O mercado de criptomoedas está em constante evolução, trazendo cada vez mais investidores e fundos para esse universo. Porém, nos últimos meses, o Bitcoin sofreu uma queda significativa em seu valor, levando junto com ele alguns fundos que investem em moedas digitais. Mas, apesar do derretimento do Bitcoin, um estudo realizado pela Elos Ayta mostrou que a maioria dos fundos que investem em criptomoedas são do tipo ETFs, que reproduzem índices, o que minimiza os riscos para os investidores.
De acordo com a pesquisa, dos 50 fundos de criptomoedas existentes no mercado brasileiro, 43 são ETFs, enquanto os outros 7 são fundos multimercados e de previdência. Isso demonstra que a maioria dos investidores opta por uma forma mais segura de investir em criptomoedas, através de fundos que acompanham o desempenho de um índice específico.
Os ETFs são fundos de investimento que buscam replicar a performance de um índice de referência, como por exemplo o Bitcoin. Dessa forma, o investidor tem a oportunidade de investir em criptomoedas sem a necessidade de adquirir as moedas diretamente, o que pode ser uma opção mais acessível e prática para muitos investidores.
Além disso, os ETFs também oferecem uma diversificação maior em relação às criptomoedas, já que normalmente acompanham um índice composto por diversas moedas digitais. Isso diminui os riscos de volatilidade e perdas significativas em caso de queda no valor de uma única moeda.
Já os fundos multimercados e de previdência, apesar de estarem presentes em menor quantidade no mercado de criptomoedas, também oferecem uma estratégia de investimento mais diversificada, podendo incluir outros ativos além das moedas digitais. Isso pode ser uma opção interessante para investidores que buscam uma maior proteção em relação às oscilações do mercado.
Apesar da queda no valor do Bitcoin, a pesquisa da Elos Ayta mostrou que os fundos de criptomoedas tiveram um desempenho positivo no ano de 2020, com uma média de rentabilidade de 25,5%. Isso demonstra que, mesmo com a volatilidade do mercado de criptomoedas, é possível obter bons resultados ao investir em fundos que acompanham o desempenho das moedas digitais.

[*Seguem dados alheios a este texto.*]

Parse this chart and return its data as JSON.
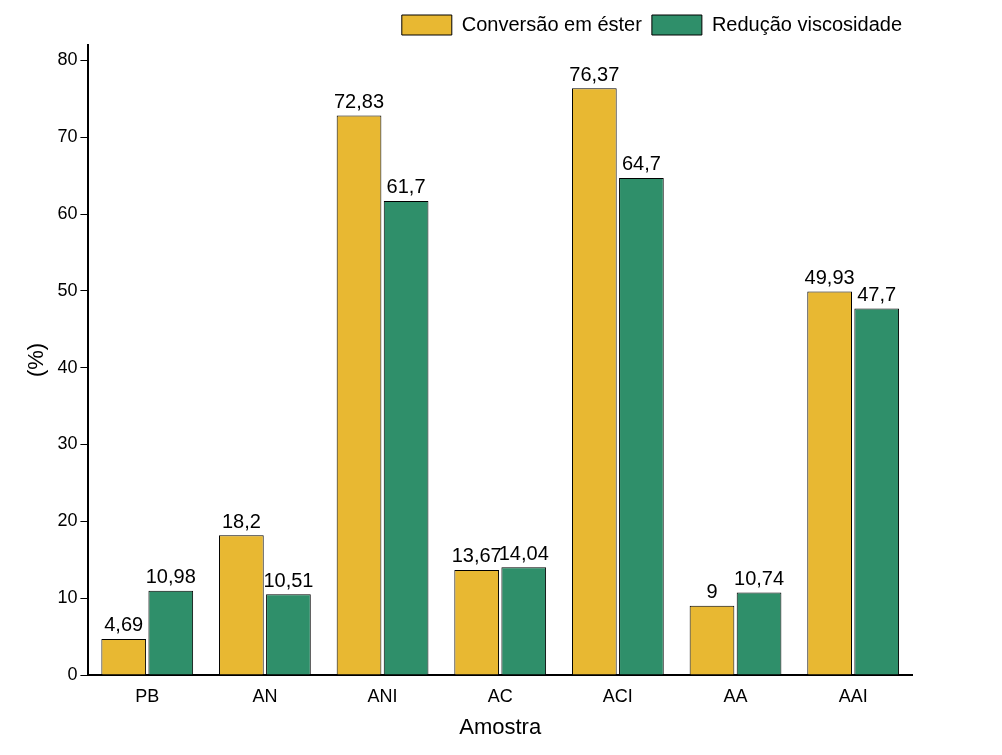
{
  "chart_data": {
    "type": "bar",
    "xlabel": "Amostra",
    "ylabel": "(%)",
    "categories": [
      "PB",
      "AN",
      "ANI",
      "AC",
      "ACI",
      "AA",
      "AAI"
    ],
    "series": [
      {
        "name": "Conversão em éster",
        "color": "#e8b832",
        "values": [
          4.69,
          18.2,
          72.83,
          13.67,
          76.37,
          9,
          49.93
        ],
        "value_labels": [
          "4,69",
          "18,2",
          "72,83",
          "13,67",
          "76,37",
          "9",
          "49,93"
        ]
      },
      {
        "name": "Redução viscosidade",
        "color": "#2f8f6a",
        "values": [
          10.98,
          10.51,
          61.7,
          14.04,
          64.7,
          10.74,
          47.7
        ],
        "value_labels": [
          "10,98",
          "10,51",
          "61,7",
          "14,04",
          "64,7",
          "10,74",
          "47,7"
        ]
      }
    ],
    "ylim": [
      0,
      82
    ],
    "yticks": [
      0,
      10,
      20,
      30,
      40,
      50,
      60,
      70,
      80
    ],
    "grid": false,
    "legend": "top right"
  }
}
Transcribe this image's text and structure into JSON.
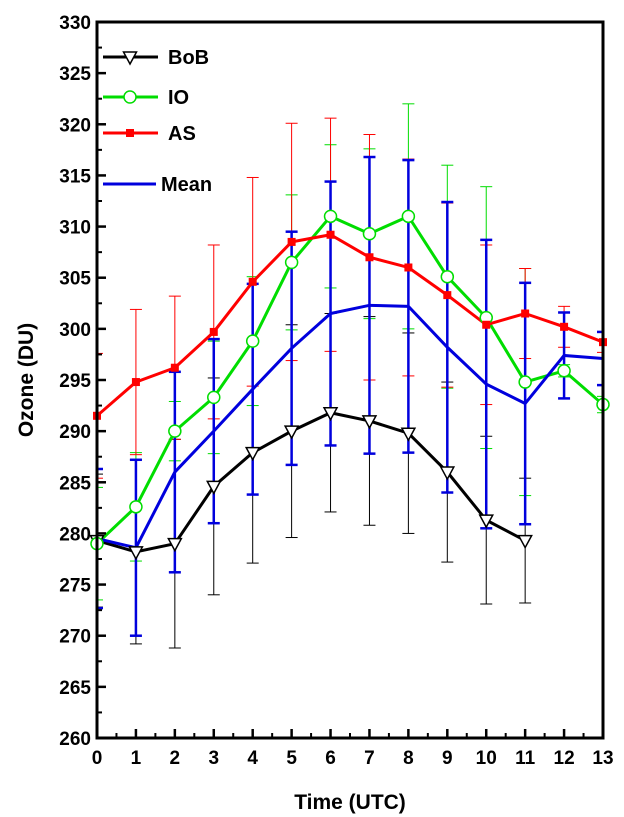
{
  "chart_data": {
    "type": "line",
    "title": "",
    "xlabel": "Time (UTC)",
    "ylabel": "Ozone (DU)",
    "xlim": [
      0,
      13
    ],
    "ylim": [
      260,
      330
    ],
    "x_ticks": [
      "0",
      "1",
      "2",
      "3",
      "4",
      "5",
      "6",
      "7",
      "8",
      "9",
      "10",
      "11",
      "12",
      "13"
    ],
    "y_ticks": [
      "260",
      "265",
      "270",
      "275",
      "280",
      "285",
      "290",
      "295",
      "300",
      "305",
      "310",
      "315",
      "320",
      "325",
      "330"
    ],
    "grid": false,
    "legend_position": "top-left",
    "series": [
      {
        "name": "BoB",
        "color": "#000000",
        "marker": "triangle-down-open",
        "x": [
          0,
          1,
          2,
          3,
          4,
          5,
          6,
          7,
          8,
          9,
          10,
          11
        ],
        "y": [
          279.3,
          278.2,
          279.0,
          284.6,
          287.9,
          290.0,
          291.8,
          291.0,
          289.8,
          286.0,
          281.3,
          279.3
        ],
        "err": [
          6.5,
          9.0,
          10.2,
          10.6,
          10.8,
          10.4,
          9.7,
          10.2,
          9.8,
          8.8,
          8.2,
          6.1
        ]
      },
      {
        "name": "IO",
        "color": "#00dd00",
        "marker": "circle-open",
        "x": [
          0,
          1,
          2,
          3,
          4,
          5,
          6,
          7,
          8,
          9,
          10,
          11,
          12,
          13
        ],
        "y": [
          279.0,
          282.6,
          290.0,
          293.3,
          298.8,
          306.5,
          311.0,
          309.3,
          311.0,
          305.1,
          301.1,
          294.8,
          295.9,
          292.6
        ],
        "err": [
          5.5,
          5.3,
          2.9,
          5.5,
          6.3,
          6.6,
          7.0,
          8.3,
          11.0,
          10.9,
          12.8,
          11.1,
          0.6,
          0.8
        ]
      },
      {
        "name": "AS",
        "color": "#ff0000",
        "marker": "square-filled",
        "x": [
          0,
          1,
          2,
          3,
          4,
          5,
          6,
          7,
          8,
          9,
          10,
          11,
          12,
          13
        ],
        "y": [
          291.5,
          294.8,
          296.2,
          299.7,
          304.6,
          308.5,
          309.2,
          307.0,
          306.0,
          303.3,
          300.4,
          301.5,
          300.2,
          298.7
        ],
        "err": [
          6.1,
          7.1,
          7.0,
          8.5,
          10.2,
          11.6,
          11.4,
          12.0,
          10.6,
          9.0,
          7.8,
          4.4,
          2.0,
          1.0
        ]
      },
      {
        "name": "Mean",
        "color": "#0000dd",
        "marker": "none",
        "x": [
          0,
          1,
          2,
          3,
          4,
          5,
          6,
          7,
          8,
          9,
          10,
          11,
          12,
          13
        ],
        "y": [
          279.5,
          278.6,
          286.0,
          290.0,
          294.1,
          298.1,
          301.5,
          302.3,
          302.2,
          298.2,
          294.6,
          292.7,
          297.4,
          297.1
        ],
        "err": [
          6.8,
          8.6,
          9.8,
          9.0,
          10.3,
          11.4,
          12.9,
          14.5,
          14.3,
          14.2,
          14.1,
          11.8,
          4.2,
          2.6
        ]
      }
    ]
  }
}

Além disso, é importante ressaltar que a queda no valor do Bitcoin não é um fenômeno isolado, mas sim uma tendência natural do mercado. Assim como qualquer outro investimento, as criptomoedas estão sujeitas a variações de preço, mas isso não significa que seu potencial de valorização seja menor. Pelo contrário, muitos especialistas acreditam que o Bitcoin e outras moedas digitais ainda têm muito espaço para crescer e se consolidar no mercado.
Outro fator que pode ter influenciado na queda do Bitcoin é a pandemia do coronavírus, que afetou a economia global e pode ter gerado uma aversão ao risco por parte dos investidores. Porém, com a retomada da economia e a maior aceitação das criptomoedas como forma de pagamento, é possível que o valor do Bitcoin e outras moedas digitais se recupere e continue sua trajetória de crescimento.

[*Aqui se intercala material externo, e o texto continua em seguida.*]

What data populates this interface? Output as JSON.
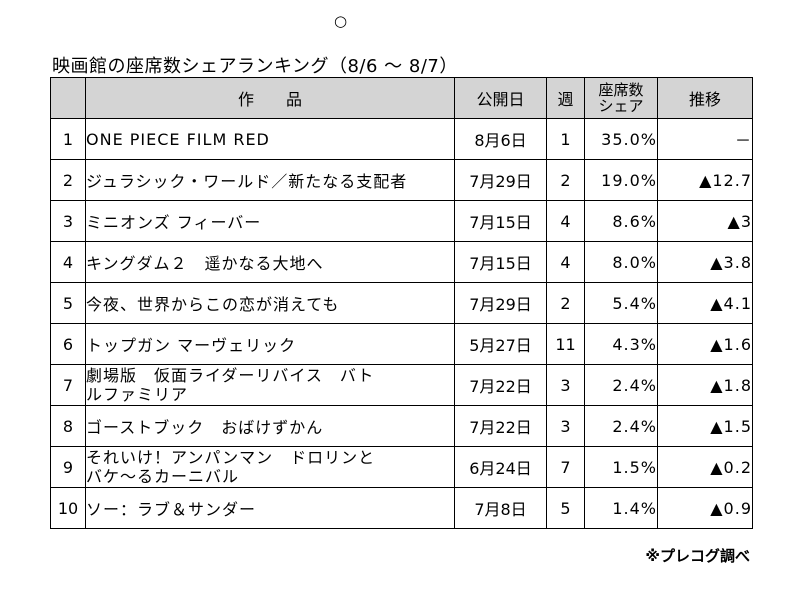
{
  "header_mark": "○",
  "title": "映画館の座席数シェアランキング（8/6 ～ 8/7）",
  "columns": {
    "rank": "",
    "work": "作　　品",
    "release": "公開日",
    "weeks": "週",
    "share_line1": "座席数",
    "share_line2": "シェア",
    "trend": "推移"
  },
  "rows": [
    {
      "rank": "1",
      "work": "ONE PIECE FILM RED",
      "release": "8月6日",
      "weeks": "1",
      "share": "35.0%",
      "trend": "－"
    },
    {
      "rank": "2",
      "work": "ジュラシック・ワールド／新たなる支配者",
      "release": "7月29日",
      "weeks": "2",
      "share": "19.0%",
      "trend": "▲12.7"
    },
    {
      "rank": "3",
      "work": "ミニオンズ フィーバー",
      "release": "7月15日",
      "weeks": "4",
      "share": "8.6%",
      "trend": "▲3"
    },
    {
      "rank": "4",
      "work": "キングダム２　遥かなる大地へ",
      "release": "7月15日",
      "weeks": "4",
      "share": "8.0%",
      "trend": "▲3.8"
    },
    {
      "rank": "5",
      "work": "今夜、世界からこの恋が消えても",
      "release": "7月29日",
      "weeks": "2",
      "share": "5.4%",
      "trend": "▲4.1"
    },
    {
      "rank": "6",
      "work": "トップガン マーヴェリック",
      "release": "5月27日",
      "weeks": "11",
      "share": "4.3%",
      "trend": "▲1.6"
    },
    {
      "rank": "7",
      "work_line1": "劇場版　仮面ライダーリバイス　バト",
      "work_line2": "ルファミリア",
      "release": "7月22日",
      "weeks": "3",
      "share": "2.4%",
      "trend": "▲1.8"
    },
    {
      "rank": "8",
      "work": "ゴーストブック　おばけずかん",
      "release": "7月22日",
      "weeks": "3",
      "share": "2.4%",
      "trend": "▲1.5"
    },
    {
      "rank": "9",
      "work_line1": "それいけ！アンパンマン　ドロリンと",
      "work_line2": "バケ～るカーニバル",
      "release": "6月24日",
      "weeks": "7",
      "share": "1.5%",
      "trend": "▲0.2"
    },
    {
      "rank": "10",
      "work": "ソー：ラブ＆サンダー",
      "release": "7月8日",
      "weeks": "5",
      "share": "1.4%",
      "trend": "▲0.9"
    }
  ],
  "source": "※プレコグ調べ"
}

Portanto, é importante que os investidores não se deixem abalar pela queda no valor do Bitcoin e continuem atentos às oportunidades de investimento no mercado de criptomoedas. Com a diversificação e o acompanhamento de um índice através dos ETFs, é possível obter bons resultados e minimizar os riscos nesse mercado em constante evolução.